The Oil Drum

Cyril R, at the moment theoretical and materials research is being conducted in several countries, but only the Fuji project is directed at developing an actual reactor. This is tragic considering the potential of the LFTR. Development of the LFTR will require an act of political will. The manufacture of LFTR would destroy the current business model of LWR manufacturers, who make their money selling fuel rather than reactors. Efficient use of nuclear fuel in LFTRs would mean that the manufacturers would have to make their money selling reactors, and the current manufactures don't know how to do that.

Here is a list of benefits from the development and adoption of the LFTR/liquid core reactor design.

. The LFTR is an extremely safe reactor design. It is self regulating. Core meltdown is absolutely not a problem. Continuous removal of radioactive gases insure that only small amounts of radioactive gases would be released in a worst case accident. Coolant leaks do not lead to fires or explosions. There would be little or no solid fission product release/radiation problem in the event of a leak. Because of the chemical properties of the liquid salt coolant/fuel attacks by terrorists using explosives or aircraft, would not create a wide dispersal of radioactive materials. The use of liquid salts eliminating a threat to public safety from terrorists attack on LFTRs.

2. The thorium fuel cycle is efficient. Up to 98% of thorium used in a LFTR can be burned. In contrast only about 0.6% of uranium involved in the LWR/uranium fuel cycle is burned.

3. Virtual elimination f the problem of nuclear waste. The LFTR produces 0.1% of the waste that light water reactors produce, per unit of power produced. Instead, the spent fuel of LFTRs contains many useful and some rare and very valuable metals and minerals. LFTR "spent fuel" represents a potential means of providing industry with rare materials in an increasingly resource starved world.
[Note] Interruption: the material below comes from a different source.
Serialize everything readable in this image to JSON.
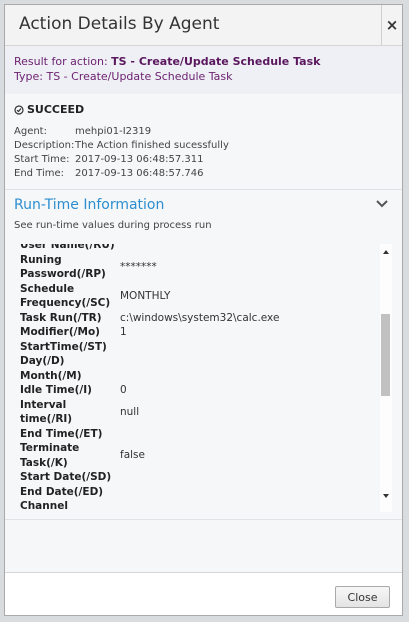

4. Lowest fuel cycle costs coupled with very high fuel safety. A LFTR is more than a reactor. It is a fuel processing/reprocessing system. The liquid salts approach enables fuel and breeding materials to be processed on a continuous basis while the reactor is producing power. This includes continuous removal of gases produced in the nuclear reaction, the processing of newly breed reactor fuel, the removal of fission products. Nuclear fuel (U-233, U-235, and plutonium) can be continuously added to the reactor. Thus the reactor never needs to stop operating for refueling. The nature of the LFTR fuel cycle makes reactor fuel theft by terrorist impossible, while diversion of reactor fuel for weapons purposes a very unlikely approach to nuclear proliferation.

5. Lower manufacturing, construction and siting costs coupled with great manufacturing time efficiencies. The LFTR can be designed in a size that can be mass produced on assembly lines. Many external parts including heat exchanges can be made from low cost carbon-carbon composite materials, dramatically lowering materials, parts, and assembly costs. High reactor operating temperatures mean that electricity can be generated using low cost-highly efficient closed cycle gas turbines. Compact reactor/generation unit means smaller, less expensive reactor/power unit housing is required. The inherently safer design means that less money needs to be spent on reactor safety systems, and on accident containment, while assuring the highest possible public safety. Small reactor/power generator size can simplify siting problems LRTRs can be manufactured and set up in weeks or months, compared years for custom built LWRs.

6. Liquid core reactors can be used to dispose of existing stocks of nuclear waste.